Reasons Why a CPT Was Needed
I found making my own Case Study custom post type was necessary for the following reasons:
- I wanted characteristics from both posts and pages
- I still wanted to make blog posts too
- It didn’t make semantic sense to call my Case Studies “blog posts” because they’re a different format from blog posts
- I wanted a custom taxonomy of categories
- I wanted to display my content differently, such as removing the sidebars, author box, and “View related” items from my Case Study pages without removing them site-wide
In some ways, the Case Study custom post type behaved like a post. The Case Studies would be mostly flat in hierarchy; they wouldn’t ever need to nest within each other. Also, they would use categories (but not tags). Furthermore, the Case Studies go together as a collection of similar content.

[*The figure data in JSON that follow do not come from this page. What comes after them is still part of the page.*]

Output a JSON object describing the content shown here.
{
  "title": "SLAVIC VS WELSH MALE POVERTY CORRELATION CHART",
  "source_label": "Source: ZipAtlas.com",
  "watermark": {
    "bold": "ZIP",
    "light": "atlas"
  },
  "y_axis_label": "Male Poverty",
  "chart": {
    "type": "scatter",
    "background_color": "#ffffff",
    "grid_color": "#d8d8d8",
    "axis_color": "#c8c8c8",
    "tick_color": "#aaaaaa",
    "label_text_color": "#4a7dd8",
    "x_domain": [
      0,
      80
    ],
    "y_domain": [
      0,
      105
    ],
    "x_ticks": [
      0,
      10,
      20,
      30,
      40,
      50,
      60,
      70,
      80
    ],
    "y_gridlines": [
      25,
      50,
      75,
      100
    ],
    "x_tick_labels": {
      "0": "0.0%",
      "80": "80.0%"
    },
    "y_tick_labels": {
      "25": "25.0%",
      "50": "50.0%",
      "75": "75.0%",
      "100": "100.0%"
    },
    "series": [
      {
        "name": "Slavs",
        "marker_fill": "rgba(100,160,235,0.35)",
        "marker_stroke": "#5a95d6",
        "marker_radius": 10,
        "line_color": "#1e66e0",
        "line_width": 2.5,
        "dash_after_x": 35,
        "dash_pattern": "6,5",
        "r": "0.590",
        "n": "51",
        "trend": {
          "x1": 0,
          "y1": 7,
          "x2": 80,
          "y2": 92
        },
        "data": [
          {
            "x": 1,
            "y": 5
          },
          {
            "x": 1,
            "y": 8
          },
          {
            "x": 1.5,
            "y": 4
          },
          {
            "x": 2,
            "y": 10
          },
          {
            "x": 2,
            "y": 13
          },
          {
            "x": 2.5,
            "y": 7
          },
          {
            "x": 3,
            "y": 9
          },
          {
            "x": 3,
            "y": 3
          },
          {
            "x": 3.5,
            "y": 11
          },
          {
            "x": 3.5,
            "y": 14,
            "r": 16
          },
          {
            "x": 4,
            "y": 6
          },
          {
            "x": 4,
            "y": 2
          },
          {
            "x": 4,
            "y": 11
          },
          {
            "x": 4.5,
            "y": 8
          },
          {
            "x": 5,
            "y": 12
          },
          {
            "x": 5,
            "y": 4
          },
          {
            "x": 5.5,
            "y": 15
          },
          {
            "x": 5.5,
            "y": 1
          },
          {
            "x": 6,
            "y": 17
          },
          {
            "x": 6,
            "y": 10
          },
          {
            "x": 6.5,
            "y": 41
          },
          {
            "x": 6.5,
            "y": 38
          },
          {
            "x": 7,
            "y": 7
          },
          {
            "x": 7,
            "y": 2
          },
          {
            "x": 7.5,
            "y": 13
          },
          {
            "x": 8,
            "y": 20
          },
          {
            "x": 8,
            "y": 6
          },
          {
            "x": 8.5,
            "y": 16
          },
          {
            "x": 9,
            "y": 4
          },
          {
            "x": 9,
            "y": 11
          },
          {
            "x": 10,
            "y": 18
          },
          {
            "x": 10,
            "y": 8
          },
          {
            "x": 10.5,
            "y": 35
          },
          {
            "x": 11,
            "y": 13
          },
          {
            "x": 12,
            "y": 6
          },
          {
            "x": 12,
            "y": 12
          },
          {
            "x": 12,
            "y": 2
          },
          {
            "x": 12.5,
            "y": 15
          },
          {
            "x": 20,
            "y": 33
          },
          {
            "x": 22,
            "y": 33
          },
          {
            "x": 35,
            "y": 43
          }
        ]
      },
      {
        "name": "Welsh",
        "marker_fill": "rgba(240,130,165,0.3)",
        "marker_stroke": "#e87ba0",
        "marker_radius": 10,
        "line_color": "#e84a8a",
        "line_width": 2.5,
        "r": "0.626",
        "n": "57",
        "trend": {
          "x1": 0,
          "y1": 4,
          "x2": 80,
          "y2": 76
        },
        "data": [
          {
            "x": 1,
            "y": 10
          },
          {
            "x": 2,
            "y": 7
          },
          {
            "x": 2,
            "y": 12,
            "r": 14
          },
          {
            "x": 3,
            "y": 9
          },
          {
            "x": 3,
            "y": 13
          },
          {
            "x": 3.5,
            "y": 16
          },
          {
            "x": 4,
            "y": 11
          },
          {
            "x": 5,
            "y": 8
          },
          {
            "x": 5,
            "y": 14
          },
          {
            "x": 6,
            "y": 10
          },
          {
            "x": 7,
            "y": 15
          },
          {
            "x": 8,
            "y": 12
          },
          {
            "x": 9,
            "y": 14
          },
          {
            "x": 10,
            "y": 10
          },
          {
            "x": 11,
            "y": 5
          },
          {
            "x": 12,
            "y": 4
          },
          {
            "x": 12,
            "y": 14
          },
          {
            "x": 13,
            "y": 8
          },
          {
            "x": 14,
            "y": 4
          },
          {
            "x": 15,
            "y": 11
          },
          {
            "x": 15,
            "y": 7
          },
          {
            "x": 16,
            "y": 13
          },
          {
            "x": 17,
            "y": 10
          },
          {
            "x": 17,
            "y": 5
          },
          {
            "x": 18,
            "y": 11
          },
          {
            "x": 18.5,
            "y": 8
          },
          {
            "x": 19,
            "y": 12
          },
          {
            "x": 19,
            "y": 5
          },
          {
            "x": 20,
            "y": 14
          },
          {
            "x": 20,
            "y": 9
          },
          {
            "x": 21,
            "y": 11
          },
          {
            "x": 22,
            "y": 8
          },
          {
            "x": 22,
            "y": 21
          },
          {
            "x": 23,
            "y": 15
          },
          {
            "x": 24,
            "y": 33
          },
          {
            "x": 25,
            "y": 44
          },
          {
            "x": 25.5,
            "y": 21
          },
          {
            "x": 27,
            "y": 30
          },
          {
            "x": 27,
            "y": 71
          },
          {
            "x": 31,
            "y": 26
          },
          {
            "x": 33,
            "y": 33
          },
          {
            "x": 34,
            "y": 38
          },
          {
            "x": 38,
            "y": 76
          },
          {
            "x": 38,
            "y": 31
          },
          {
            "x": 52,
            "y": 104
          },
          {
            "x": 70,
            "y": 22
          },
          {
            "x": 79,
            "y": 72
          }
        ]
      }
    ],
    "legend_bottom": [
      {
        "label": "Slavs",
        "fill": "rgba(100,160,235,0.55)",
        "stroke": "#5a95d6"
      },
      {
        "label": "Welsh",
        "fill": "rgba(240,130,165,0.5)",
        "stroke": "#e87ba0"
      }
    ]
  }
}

Yet in other ways, the Case Study custom post type behaved like a page. Once I publish a Case Study, it doesn’t need updating. (Of course a blog updates frequently, but consider how a blog post updates dynamic content or amends outdated information.)
Limitations of Existing Post Types
If I tried to work the Case Study custom post type into the existing blog posts, I needed to consider several obstacles:
Firstly, making case studies unique pages doesn’t allow me to assign categories.
Secondly, case studies and blog posts display together and mixed.
Thirdly, re-ordering options are reduced to reverse chronological and “sticky”—while the content is still mixed together—and consequently promote the visibility of one content kind at the expense of the other.
Finally, both case studies and blog posts would struggle to adapt to the exact same formatting—same input field when drafting the page, same sidebar arrangement, same widgets, same everything.
What Avoiding a Custom Post Type Might Look Like to Accomplish the Same or Similar
- Assign each content kind a parent category (e.g. “Blog” vs. “Case Study”)
- Assign and nest every new category under one of the parent categories
- Download an additional plugin to query based on one of these parent categories before displaying them
- Maintain this additional querying plugin
- Reduce sidebar and widget to content that’s universal to both “Blog” and “Case Study”
- Download another plugin to manually change sidebar and wrapper settings for each and every “Case Study” page
- Redo or copy-and-paste custom editor formats from a “Case Study” page to subsequent pages
- Accept that every “Case Study” permalink precedes with a date (or else disable this structure sitewide, “Blog” included)
- Manually add an identifying prefix “case-study” to each “Case Study” permalink
As you can see, a lot of consideration went into why I needed to use a custom post type in WordPress. Individual items might have had work-arounds but satisfying the whole list of requirements would be difficult. Additionally, the work-arounds might simply be inefficient or less than best practice.
Ultimately, though, custom post types in WordPress aren’t difficult to make—just a tiny bit of PHP!—and this allows your website to obtain more functionality and maximize efficiency.